Debi Austin who was an anti-smoking advocate and famous for her “Voicebox” puffs died on Friday at Valley Presbyterian Hospital in Van Nuys at the age of 62 after a 20-year battle with cancer. Having smoked two to three packs of cigarettes a day, Debi Austin was diagnosed with cancer of the larynx. Once the tumor and her vocal chords were removed in a laryngectomy, Debi Austin learned to talk by using esophageal speech, or “burp talk,” through a surgical hole in her throat.
According to a Feb. 27, 2013, Los Angeles Times report, Debi Austin “agreed to make the startling ‘Voicebox’ ad only after a 4-year-old niece drew a black dot on her own neck to mimic her aunt’s scar from the surgery and said: ‘I want to be like you’.”

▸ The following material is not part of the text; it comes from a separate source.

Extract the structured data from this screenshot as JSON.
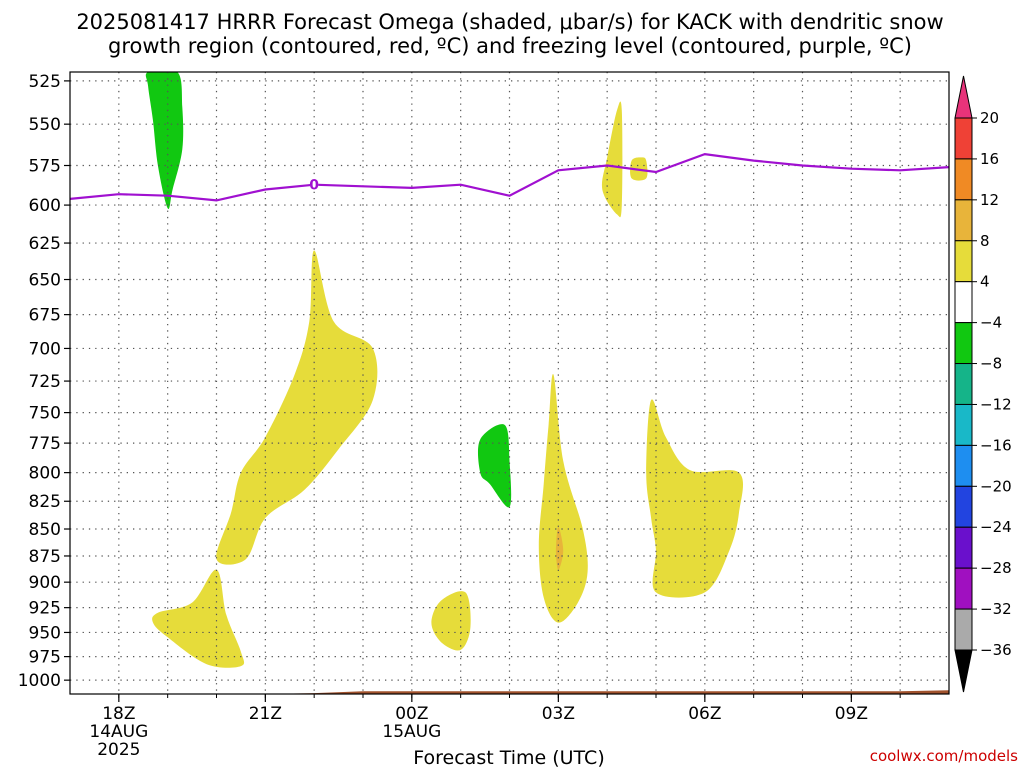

Deborah Austin was born April 13, 1950, in Illinois and moved to Los Angeles when she was 14. When Debi Austin was in junior high school, she took her first puff on a cigarette while walking home from school. She had snatched the cigarette, an unfiltered Camel, from her father.
By the time Debi Austin was in high school, she smoked a pack of unfiltered Camels a day.

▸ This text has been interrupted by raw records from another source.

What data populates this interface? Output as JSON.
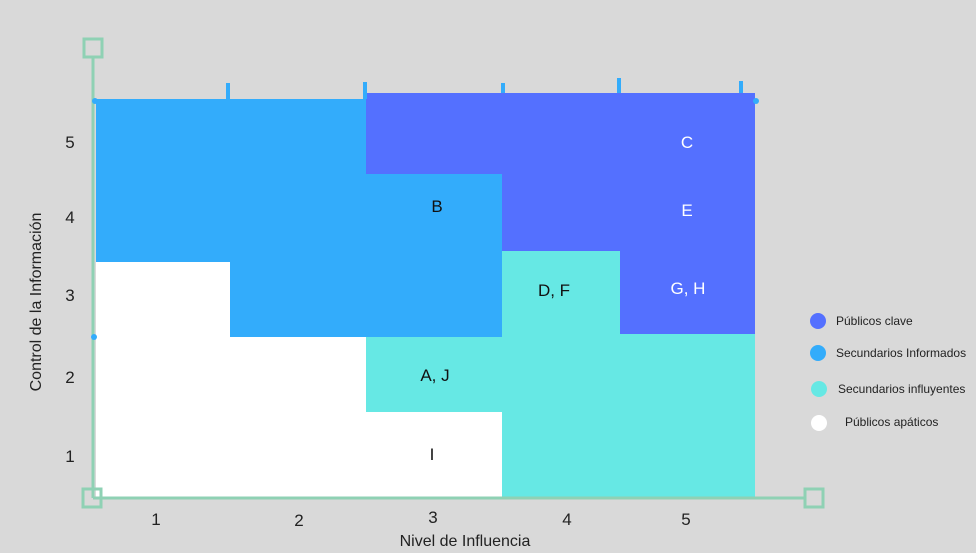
{
  "x_axis": {
    "title": "Nivel de Influencia",
    "ticks": [
      "1",
      "2",
      "3",
      "4",
      "5"
    ]
  },
  "y_axis": {
    "title": "Control de la Información",
    "ticks": [
      "1",
      "2",
      "3",
      "4",
      "5"
    ]
  },
  "regions": [
    {
      "name": "Públicos clave",
      "color": "#5470ff"
    },
    {
      "name": "Secundarios Informados",
      "color": "#33acfb"
    },
    {
      "name": "Secundarios influyentes",
      "color": "#66e8e4"
    },
    {
      "name": "Públicos apáticos",
      "color": "#ffffff"
    }
  ],
  "cells": [
    {
      "text": "C",
      "x": 5,
      "y": 5,
      "color": "#ffffff"
    },
    {
      "text": "E",
      "x": 5,
      "y": 4,
      "color": "#ffffff"
    },
    {
      "text": "G, H",
      "x": 5,
      "y": 3,
      "color": "#ffffff"
    },
    {
      "text": "B",
      "x": 3,
      "y": 4,
      "color": "#111111"
    },
    {
      "text": "D, F",
      "x": 4,
      "y": 3,
      "color": "#111111"
    },
    {
      "text": "A, J",
      "x": 3,
      "y": 2,
      "color": "#111111"
    },
    {
      "text": "I",
      "x": 3,
      "y": 1,
      "color": "#111111"
    }
  ],
  "legend": [
    {
      "label": "Públicos clave",
      "color": "#5470ff"
    },
    {
      "label": "Secundarios Informados",
      "color": "#33acfb"
    },
    {
      "label": "Secundarios influyentes",
      "color": "#66e8e4"
    },
    {
      "label": "Públicos apáticos",
      "color": "#ffffff"
    }
  ],
  "frame_color": "#8fd1b4"
}
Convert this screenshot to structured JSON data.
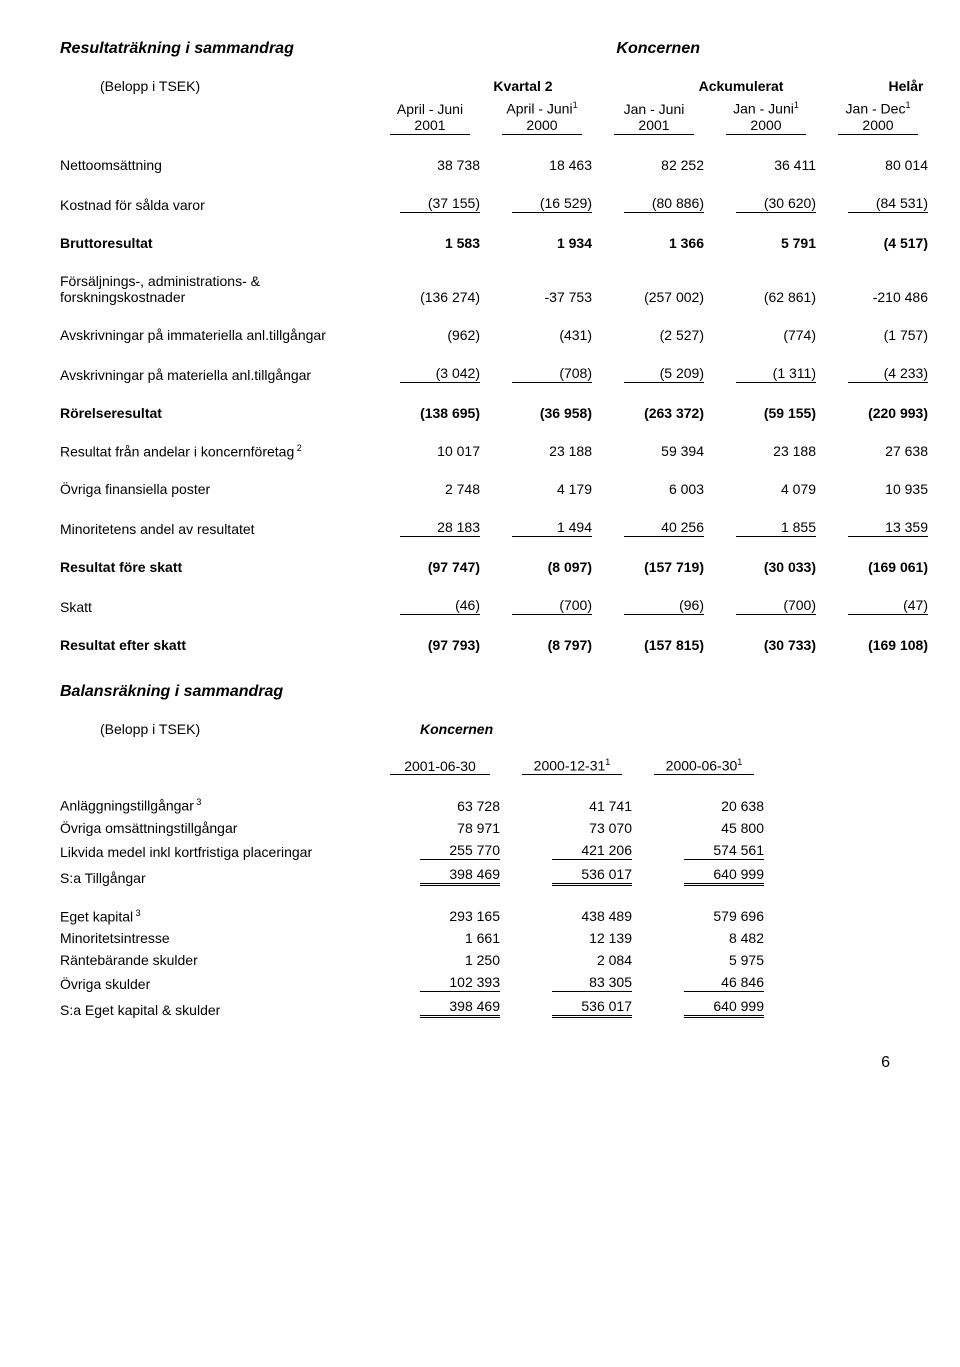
{
  "pl": {
    "title_left": "Resultaträkning i sammandrag",
    "title_right": "Koncernen",
    "belopp": "(Belopp i TSEK)",
    "group_kvartal": "Kvartal 2",
    "group_ack": "Ackumulerat",
    "group_helar": "Helår",
    "col1_a": "April - Juni",
    "col1_b": "2001",
    "col2_a": "April - Juni",
    "col2_sup": "1",
    "col2_b": "2000",
    "col3_a": "Jan - Juni",
    "col3_b": "2001",
    "col4_a": "Jan - Juni",
    "col4_sup": "1",
    "col4_b": "2000",
    "col5_a": "Jan - Dec",
    "col5_sup": "1",
    "col5_b": "2000",
    "rows": [
      {
        "label": "Nettoomsättning",
        "v": [
          "38 738",
          "18 463",
          "82 252",
          "36 411",
          "80 014"
        ],
        "gapAfter": true
      },
      {
        "label": "Kostnad för sålda varor",
        "v": [
          "(37 155)",
          "(16 529)",
          "(80 886)",
          "(30 620)",
          "(84 531)"
        ],
        "underline": "single",
        "gapAfter": true
      },
      {
        "label": "Bruttoresultat",
        "bold": true,
        "v": [
          "1 583",
          "1 934",
          "1 366",
          "5 791",
          "(4 517)"
        ],
        "gapAfter": true
      },
      {
        "label": "Försäljnings-, administrations- & forskningskostnader",
        "v": [
          "(136 274)",
          "-37 753",
          "(257 002)",
          "(62 861)",
          "-210 486"
        ],
        "gapAfter": true
      },
      {
        "label": "Avskrivningar på immateriella anl.tillgångar",
        "v": [
          "(962)",
          "(431)",
          "(2 527)",
          "(774)",
          "(1 757)"
        ],
        "gapAfter": true
      },
      {
        "label": "Avskrivningar på materiella anl.tillgångar",
        "v": [
          "(3 042)",
          "(708)",
          "(5 209)",
          "(1 311)",
          "(4 233)"
        ],
        "underline": "single",
        "gapAfter": true
      },
      {
        "label": "Rörelseresultat",
        "bold": true,
        "v": [
          "(138 695)",
          "(36 958)",
          "(263 372)",
          "(59 155)",
          "(220 993)"
        ],
        "gapAfter": true
      },
      {
        "label": "Resultat från andelar i koncernföretag",
        "sup": "2",
        "v": [
          "10 017",
          "23 188",
          "59 394",
          "23 188",
          "27 638"
        ],
        "gapAfter": true
      },
      {
        "label": "Övriga finansiella poster",
        "v": [
          "2 748",
          "4 179",
          "6 003",
          "4 079",
          "10 935"
        ],
        "gapAfter": true
      },
      {
        "label": "Minoritetens andel av resultatet",
        "v": [
          "28 183",
          "1 494",
          "40 256",
          "1 855",
          "13 359"
        ],
        "underline": "single",
        "gapAfter": true
      },
      {
        "label": "Resultat före skatt",
        "bold": true,
        "v": [
          "(97 747)",
          "(8 097)",
          "(157 719)",
          "(30 033)",
          "(169 061)"
        ],
        "gapAfter": true
      },
      {
        "label": "Skatt",
        "v": [
          "(46)",
          "(700)",
          "(96)",
          "(700)",
          "(47)"
        ],
        "underline": "single",
        "gapAfter": true
      },
      {
        "label": "Resultat efter skatt",
        "bold": true,
        "v": [
          "(97 793)",
          "(8 797)",
          "(157 815)",
          "(30 733)",
          "(169 108)"
        ]
      }
    ]
  },
  "bs": {
    "title": "Balansräkning i sammandrag",
    "belopp": "(Belopp i TSEK)",
    "koncernen": "Koncernen",
    "dates": [
      {
        "t": "2001-06-30"
      },
      {
        "t": "2000-12-31",
        "sup": "1"
      },
      {
        "t": "2000-06-30",
        "sup": "1"
      }
    ],
    "rows": [
      {
        "label": "Anläggningstillgångar",
        "sup": "3",
        "v": [
          "63 728",
          "41 741",
          "20 638"
        ]
      },
      {
        "label": "Övriga omsättningstillgångar",
        "v": [
          "78 971",
          "73 070",
          "45 800"
        ]
      },
      {
        "label": "Likvida medel inkl kortfristiga placeringar",
        "v": [
          "255 770",
          "421 206",
          "574 561"
        ],
        "underline": "single"
      },
      {
        "label": "S:a Tillgångar",
        "v": [
          "398 469",
          "536 017",
          "640 999"
        ],
        "underline": "double",
        "gapAfter": true
      },
      {
        "label": "Eget kapital",
        "sup": "3",
        "v": [
          "293 165",
          "438 489",
          "579 696"
        ]
      },
      {
        "label": "Minoritetsintresse",
        "v": [
          "1 661",
          "12 139",
          "8 482"
        ]
      },
      {
        "label": "Räntebärande skulder",
        "v": [
          "1 250",
          "2 084",
          "5 975"
        ]
      },
      {
        "label": "Övriga skulder",
        "v": [
          "102 393",
          "83 305",
          "46 846"
        ],
        "underline": "single"
      },
      {
        "label": "S:a Eget kapital & skulder",
        "v": [
          "398 469",
          "536 017",
          "640 999"
        ],
        "underline": "double"
      }
    ]
  },
  "page": "6"
}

By the time Debi Austin studied at UC Berkeley and managed a small, private telephone company, she smoked two to three packs of unfiltered Camels a day.

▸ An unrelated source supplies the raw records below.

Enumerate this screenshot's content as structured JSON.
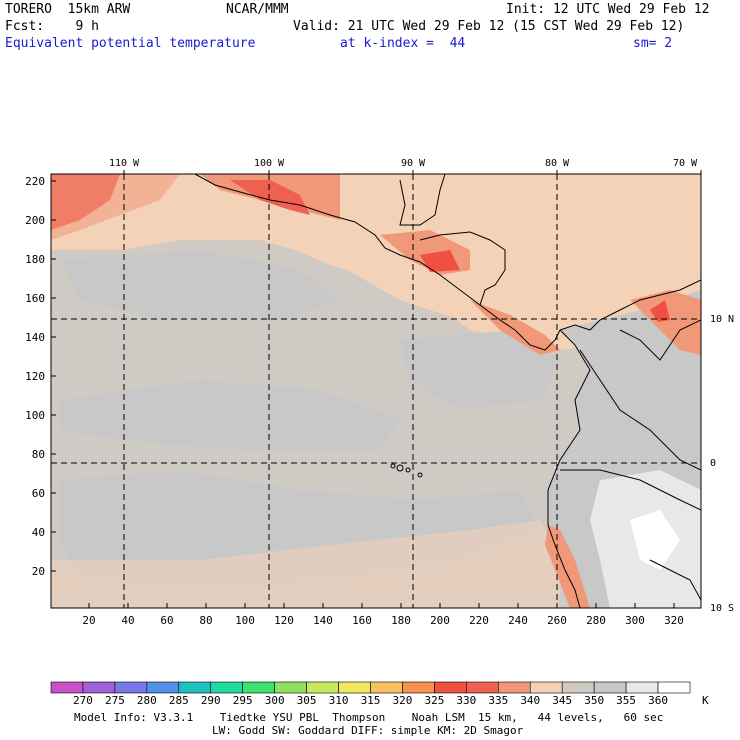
{
  "header": {
    "model": "TORERO  15km ARW",
    "center": "NCAR/MMM",
    "init": "Init: 12 UTC Wed 29 Feb 12",
    "fcst": "Fcst:    9 h",
    "valid": "Valid: 21 UTC Wed 29 Feb 12 (15 CST Wed 29 Feb 12)",
    "field": "Equivalent potential temperature",
    "level": "at k-index =  44",
    "smooth": "sm= 2"
  },
  "map": {
    "lon_labels": [
      "110 W",
      "100 W",
      "90 W",
      "80 W",
      "70 W"
    ],
    "lat_labels": [
      "10 N",
      "0",
      "10 S"
    ],
    "y_ticks": [
      "220",
      "200",
      "180",
      "160",
      "140",
      "120",
      "100",
      "80",
      "60",
      "40",
      "20"
    ],
    "x_ticks": [
      "20",
      "40",
      "60",
      "80",
      "100",
      "120",
      "140",
      "160",
      "180",
      "200",
      "220",
      "240",
      "260",
      "280",
      "300",
      "320"
    ]
  },
  "colorbar": {
    "unit": "K",
    "labels": [
      "270",
      "275",
      "280",
      "285",
      "290",
      "295",
      "300",
      "305",
      "310",
      "315",
      "320",
      "325",
      "330",
      "335",
      "340",
      "345",
      "350",
      "355",
      "360"
    ],
    "colors": [
      "#c850c8",
      "#a060d8",
      "#7878e8",
      "#5090e8",
      "#20c0c0",
      "#20d8a0",
      "#40e070",
      "#90e060",
      "#c8e860",
      "#f0e860",
      "#f8c060",
      "#f89050",
      "#f05040",
      "#f06050",
      "#f09878",
      "#f4d2b8",
      "#d0cac5",
      "#c8c8c8",
      "#e8e8e8",
      "#ffffff"
    ]
  },
  "footer": {
    "line1": "Model Info: V3.3.1    Tiedtke YSU PBL  Thompson    Noah LSM  15 km,   44 levels,   60 sec",
    "line2": "LW: Godd SW: Goddard DIFF: simple KM: 2D Smagor"
  }
}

“In the early 1980s, she sought treatment for a chronic sore throat and by 1992 noticed a small lump under her jaw. A biopsy confirmed cancer of the larynx. Before surgery, she joined a support group for people who had undergone removal of their larynx.”
In the mid-1990s, Debi Austin began appearing in the famous “Voicebox” anti-smoking public-awareness television ad. She stopped smoking about eight months after the ad first aired.
During the past years, Debi Austin continued her role as an anti-tobacco educator and as a powerful symbol for the anti-smoking movement.
In 2011, Debi Austin told the Los Angeles Times in an interview that, “I have a constant upper-respiratory infection. I have emphysema and they want to put me on oxygen but I refused, because once you’re on it you stay on it. So I have to have forced air at night.”
Debi Austin is survived by her sisters, Jamie Marshall of Portland, Ore., and Deena White of Canoga Park; and her brother, Jim Gardner of Camp Verde, Ariz.
According to statement provided by her family,
“True to Debi’s spirit, she was a fighter to the end and leaves a big hole in our hearts and lives. Debi will be remembered fondly by who those who love her to be caring, courageous, very funny and always there to offer advice or lend a hand.”